Dandi @ Musig im Pflegidach, Muri

Konzert oder Taufe?

15.12.2025, 13:5818.12.2025, 13:58
anja lieb

Eine Taufe, ein Meer aus Schnipsen, erstklassige Musik, eine Stimme, die Gänsehaut verursacht, eine Mund-Trompete und eine Sängerin, die live mit sich selbst harmoniert – und all dies in einer Turnhalle. Muri ist in Feierlaune, und ich nehme euch mit. Langsam trudeln die ersten Besucher ein. Es herrscht eine familiäre Stimmung, es scheint, als kenne jeder jeden. Vielleicht ist dies auch genau der Grund, warum jedes Jahr im Winter so viele talentierte Künstler aus aller Welt an diesen kleinen, heimeligen Ort in Muri kommen, um hier aufzutreten.

Irgendwas sei wohl besonders am Umgang mit den Künstlern hier im Pflegidach. Vielleicht sei es dieser herzliche Umgang, so ein Gast aus dem Publikum im Gespräch. Auch der Gitarrist/Kontrabassist Tal Mashiach findet, es sei «a special feeling tonight», alles solle genauso werden wie geplant. Der Musiker war schon mehrere Male hier im Pflegidach, genauso auch der Schlagzeuger Ofri Nehemya. Leadsängerin Dandi war ebenfalls schon einmal hier und sichtlich begeistert. Strahlend erzählt sie: «They [Stephan Diethelm und seine Frau vom Musig im Pflegidach] opened [us] their heart and homes.»

Where am I?

Wo bin ich? Das ist es, was ich mich im Verlaufe des Konzertes mehrmals gefragt habe.

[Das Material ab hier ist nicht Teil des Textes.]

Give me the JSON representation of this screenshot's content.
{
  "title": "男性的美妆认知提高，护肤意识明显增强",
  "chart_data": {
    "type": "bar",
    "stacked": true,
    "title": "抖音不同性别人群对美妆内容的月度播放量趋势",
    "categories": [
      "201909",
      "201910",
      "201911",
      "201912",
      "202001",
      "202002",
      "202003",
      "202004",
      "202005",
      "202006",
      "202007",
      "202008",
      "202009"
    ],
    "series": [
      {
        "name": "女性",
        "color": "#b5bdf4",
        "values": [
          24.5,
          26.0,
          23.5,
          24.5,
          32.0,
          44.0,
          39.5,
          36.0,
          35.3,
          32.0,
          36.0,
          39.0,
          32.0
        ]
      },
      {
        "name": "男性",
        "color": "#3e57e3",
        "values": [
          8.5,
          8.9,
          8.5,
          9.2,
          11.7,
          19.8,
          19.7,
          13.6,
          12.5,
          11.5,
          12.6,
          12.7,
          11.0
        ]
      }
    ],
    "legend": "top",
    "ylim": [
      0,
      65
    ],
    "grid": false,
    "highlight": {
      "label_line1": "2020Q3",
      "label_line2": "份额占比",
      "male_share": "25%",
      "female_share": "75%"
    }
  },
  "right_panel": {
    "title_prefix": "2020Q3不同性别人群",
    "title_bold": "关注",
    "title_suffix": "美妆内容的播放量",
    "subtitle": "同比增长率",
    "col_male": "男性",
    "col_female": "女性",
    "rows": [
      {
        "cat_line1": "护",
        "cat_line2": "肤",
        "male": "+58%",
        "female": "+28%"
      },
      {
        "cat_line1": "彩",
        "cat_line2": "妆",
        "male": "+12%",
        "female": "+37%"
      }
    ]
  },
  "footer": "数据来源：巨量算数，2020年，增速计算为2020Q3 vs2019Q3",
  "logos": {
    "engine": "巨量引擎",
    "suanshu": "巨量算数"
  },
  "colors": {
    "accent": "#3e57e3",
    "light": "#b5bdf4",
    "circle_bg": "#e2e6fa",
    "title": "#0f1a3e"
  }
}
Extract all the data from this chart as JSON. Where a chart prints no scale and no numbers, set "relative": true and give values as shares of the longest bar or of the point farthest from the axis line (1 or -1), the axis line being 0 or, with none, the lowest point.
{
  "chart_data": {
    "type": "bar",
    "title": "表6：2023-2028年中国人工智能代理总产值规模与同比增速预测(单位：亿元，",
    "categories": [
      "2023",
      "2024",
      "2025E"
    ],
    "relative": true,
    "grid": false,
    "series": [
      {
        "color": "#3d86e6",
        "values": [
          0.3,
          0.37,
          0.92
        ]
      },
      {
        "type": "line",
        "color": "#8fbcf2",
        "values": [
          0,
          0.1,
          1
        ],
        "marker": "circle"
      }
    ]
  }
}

Die Antwort auf diese Frage änderte sich mit jedem Song, jeder transportierte mich in eine andere Welt. « Where am I» ist auch der Titel des ersten Songs des Abends. Die Band kommt auf die Bühne. Langsame, magisch erscheinende Töne des Klaviers erklingen, und dann setzt Dandis Stimme ein. Von Anfang an wird einem bewusst: Das ist Talent. Dandi singt wie ein Engel.

Ihre Stimme ist der perfekte Mix aus Kraft und Zartheit. Immer wieder steht mir der Mund offen, wenn ich höre, wie sie in ihrer gesamten Stimmlage widerstandslos hoch und runter gleitet. Was die Sängerin alles mit ihrerStimme anstellen kann, ist einfach unglaublich. Eines meiner persönlichen Highlights war «Honey». Dieses Lied zeigte auch die riesige Bandbreite von Dandis Können. Man hört eine bezaubernde, intensive, eine in den Bann ziehende Melodie und eine elfenhafte Stimme. Hier spürt man die israelische Herkunft der Musiker und die typische Stimmung eines Liedes aus dem Nahen Osten.

Dazu tanzt und performt Dandi so frei und leicht, als wäre sie allein und niemand würde ihr zuschauen. Ihre braunen Locken tanzen. Nichtsdestotrotz fühlt man sich als Teil dieser musikalischen Welt und wird immer tiefer in sie hineingezogen. Die Freude und Leidenschaft der Musiker sind einfach ansteckend. Dandi steht umgeben von der Band, sie bilden zusammen ein Ganzes. Immer wieder lächeln sie sich gegenseitig an, sie spüren, was dieser Moment für alle bedeutet. Eine ganz spezielle Kommunikation und Verbundenheit zwischen den Bandmitgliedern sind spürbar, und sie geben einander die Gelegenheit zum Strahlen.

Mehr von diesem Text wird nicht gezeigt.